In 1593 Ormond resigned the earl-marshalship, arguing that old age and the high cost of living in London made it too great a burden to bear, and he returned to Ireland. The ship conveying him home capsized and he nearly drowned. On hearing of this mishap, Elizabeth allowed him to go into semi-retirement to recover his health. However, his remission from service lasted only until the great Ulster rebellion led by the earl of Tyrone in 1594. In order to allow the royal forces to leave Dublin for the north without fear of attack, Ormond was given military control of Leinster. Despite continuing health problems he helped to contain the threat posed to Dublin and the Pale by the Wicklow chieftain, Fiach MacHugh O'Byrne (qv), and he put down a revolt by his nephews, the Butlers of Cloghgrenan. In 1597 he was appointed lieutenant-general of the entire royal army, and again he proved his worth. Following the destruction of most of the crown's forces in Ulster in 1598 at the battle of the Yellow Ford, English power in Ireland was dangerously exposed. In an atmosphere of mounting panic and recrimination, Ormond remained calm, and by redistributing the remaining royal forces he managed to strengthen the northern frontiers of the Pale so that the threat of a major assault from the north was averted. Similarly, when early in 1600 the earl of Tyrone moved south into Munster, Ormond's forces shadowed him, forcing him to retreat rather than risk a confrontation so far from his Ulster base.
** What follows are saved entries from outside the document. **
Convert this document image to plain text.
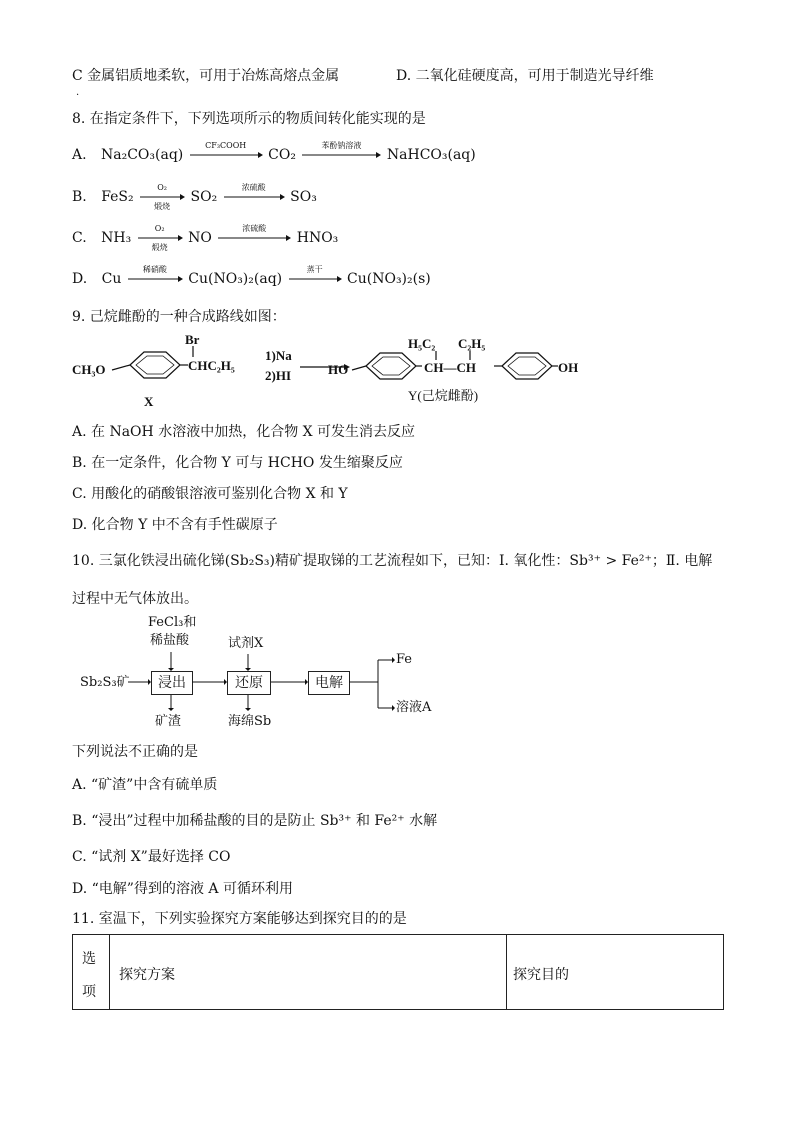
C 金属铝质地柔软，可用于冶炼高熔点金属	D. 二氧化硅硬度高，可用于制造光导纤维
.
8. 在指定条件下，下列选项所示的物质间转化能实现的是
A. Na₂CO₃(aq)
CF₃COOH
CO₂
苯酚钠溶液
NaHCO₃(aq)
B. FeS₂
O₂
煅烧
SO₂
浓硫酸
SO₃
C. NH₃
O₂
煅烧
NO
浓硫酸
HNO₃
D. Cu
稀硝酸
Cu(NO₃)₂(aq)
蒸干
Cu(NO₃)₂(s)
9. 己烷雌酚的一种合成路线如图：
CH₃O	CHC₂H₅
Br
X
1)Na
2)HI	HO	CH—CH
H₅C₂ C₂H₅
OH
Y(己烷雌酚)
A. 在 NaOH 水溶液中加热，化合物 X 可发生消去反应
B. 在一定条件，化合物 Y 可与 HCHO 发生缩聚反应
C. 用酸化的硝酸银溶液可鉴别化合物 X 和 Y
D. 化合物 Y 中不含有手性碳原子
10. 三氯化铁浸出硫化锑(Sb₂S₃)精矿提取锑的工艺流程如下，已知：I. 氧化性：Sb³⁺ > Fe²⁺；Ⅱ. 电解
过程中无气体放出。
FeCl₃和
稀盐酸	试剂X
Sb₂S₃矿	浸出	还原	电解
Fe
溶液A
矿渣	海绵Sb
下列说法不正确的是
A. “矿渣”中含有硫单质
B. “浸出”过程中加稀盐酸的目的是防止 Sb³⁺ 和 Fe²⁺ 水解
C. “试剂 X”最好选择 CO
D. “电解”得到的溶液 A 可循环利用
11. 室温下，下列实验探究方案能够达到探究目的的是
选
项
探究方案	探究目的
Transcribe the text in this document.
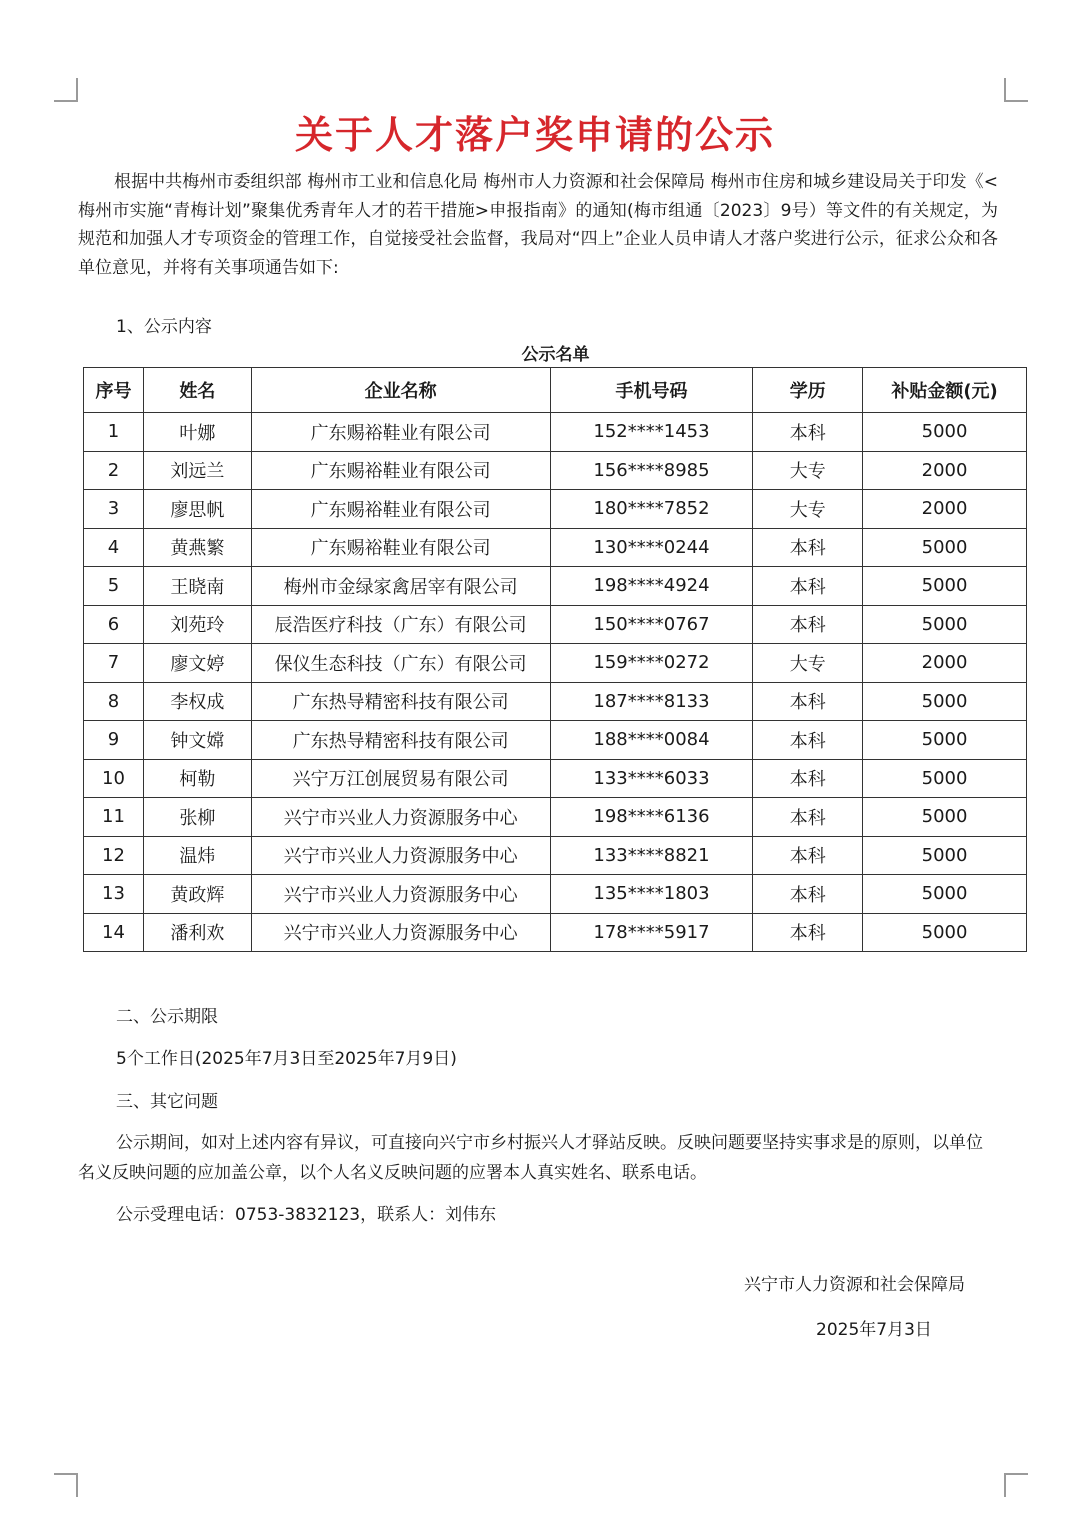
关于人才落户奖申请的公示
根据中共梅州市委组织部 梅州市工业和信息化局 梅州市人力资源和社会保障局 梅州市住房和城乡建设局关于印发《<梅州市实施“青梅计划”聚集优秀青年人才的若干措施>申报指南》的通知(梅市组通〔2023〕9号）等文件的有关规定，为规范和加强人才专项资金的管理工作，自觉接受社会监督，我局对“四上”企业人员申请人才落户奖进行公示，征求公众和各单位意见，并将有关事项通告如下:
1、公示内容
公示名单
序号	姓名	企业名称	手机号码	学历	补贴金额(元)
1	叶娜	广东赐裕鞋业有限公司	152****1453	本科	5000
2	刘远兰	广东赐裕鞋业有限公司	156****8985	大专	2000
3	廖思帆	广东赐裕鞋业有限公司	180****7852	大专	2000
4	黄燕繁	广东赐裕鞋业有限公司	130****0244	本科	5000
5	王晓南	梅州市金绿家禽居宰有限公司	198****4924	本科	5000
6	刘苑玲	辰浩医疗科技（广东）有限公司	150****0767	本科	5000
7	廖文婷	保仪生态科技（广东）有限公司	159****0272	大专	2000
8	李权成	广东热导精密科技有限公司	187****8133	本科	5000
9	钟文嫦	广东热导精密科技有限公司	188****0084	本科	5000
10	柯勒	兴宁万江创展贸易有限公司	133****6033	本科	5000
11	张柳	兴宁市兴业人力资源服务中心	198****6136	本科	5000
12	温炜	兴宁市兴业人力资源服务中心	133****8821	本科	5000
13	黄政辉	兴宁市兴业人力资源服务中心	135****1803	本科	5000
14	潘利欢	兴宁市兴业人力资源服务中心	178****5917	本科	5000
二、公示期限
5个工作日(2025年7月3日至2025年7月9日)
三、其它问题
公示期间，如对上述内容有异议，可直接向兴宁市乡村振兴人才驿站反映。反映问题要坚持实事求是的原则，以单位名义反映问题的应加盖公章，以个人名义反映问题的应署本人真实姓名、联系电话。
公示受理电话：0753-3832123，联系人：刘伟东
兴宁市人力资源和社会保障局
2025年7月3日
This was Ormond's last great military deed. Soon afterwards, in April 1600, seeking to parley with O'More rebels on the Kilkenny/Laois frontier, he was tricked and taken hostage. Though he survived rough conditions and returned to Kilkenny castle nearly three months later, the period of captivity took its toll. His second wife, Elizabeth Sheffield, died (apparently of stress) during his captivity, and in the months after his release his eyesight began to fail. As a result, age and deteriorating health forced him out of the action as the war with Tyrone reached its climax. Ormond spent the last years of his life in retirement, blind and mostly bed-ridden, being carried around in a litter whenever he wished to move. His main achievement during this time was to overcome the 1570 act of attainder against some of his brothers and their children, which he hoped would prevent a serious succession dispute; in the event, however, as his eventual successor Walter Butler (qv) would discover, dispute was unavoidable, with or without the act. Having consciously evaded public religious commitment for many years, towards the end of his life Earl Thomas began to lean more openly towards catholicism, the religion of most of his family. He died, aged 83 or thereabouts, on 22 November 1614, and was buried in St Canice's cathedral, Kilkenny.